Nel vuoto della politica, in Sicilia a prendere posizione su molti temi sono i vescovi, la Chiesa. Sono loro la vera opposizione?
«I vescovi non fanno politica ma presentano un Vangelo che va d’accordo con la Costituzione. Io, che sono laico ma ho molti amici preti come Cosimo Scordato, gli dico sempre che papa Francesco è molto più a sinistra di tanti politici di sinistra. Non per scelta politica ma culturale, riscopre il Vangelo nelle sue origini di strumento di libertà ed emancipazione dei più poveri e dei più deboli della società. Questo si lega con l’ideale della sinistra marxista, ma anche riformista, che è quello di eliminare le diseguaglianze per essere tutti più liberi».
Con l’arresto e la morte di Matteo Messina Denaro è cambiato qualcosa nella mafia?

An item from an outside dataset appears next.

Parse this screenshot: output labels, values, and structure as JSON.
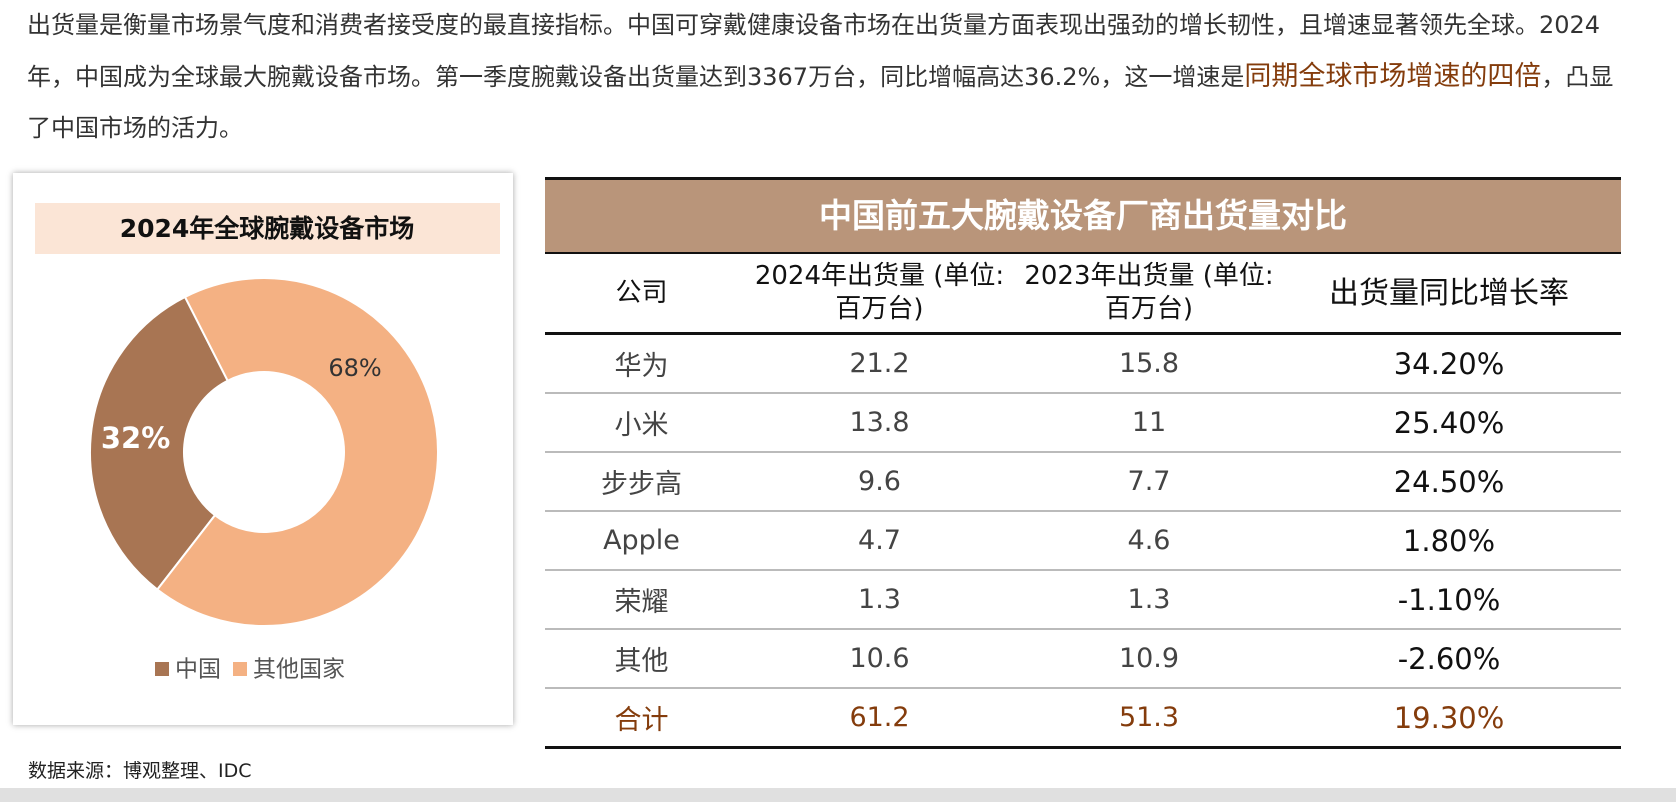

«La sua storia dimostra il passaggio dalla mafia stragista a quella affarista. Il suo arresto è stato un successo: non è vero che si è consegnato, quella è una menzogna messa in giro dai suoi amici. Ma dopo l’arresto e la morte del boss continua a mancare un tassello: la posizione chiara della politica sulla lotta alla mafia».
È la chiave di tutto?
«L’ho vissuto direttamente quando, appena diplomato, nel 1962 aprii la sezione del Pci a Casteldaccia intitolandola ad Andrea Raia, segretario della Camera del lavoro ucciso nel 1944. Fu il primo omicidio politico-mafioso. E non è un caso che lo stesso termine — “delitto politico-mafioso” — lo scrissi io per la prima volta, d’accordo con Enrico Berlinguer, nel comunicato del Pci siciliano sull’uccisione di Pio La Torre, nel 1982».
C’è una speranza di liberarci dalla mafia?
«Senza retorica, la speranza sono i nostri giovani».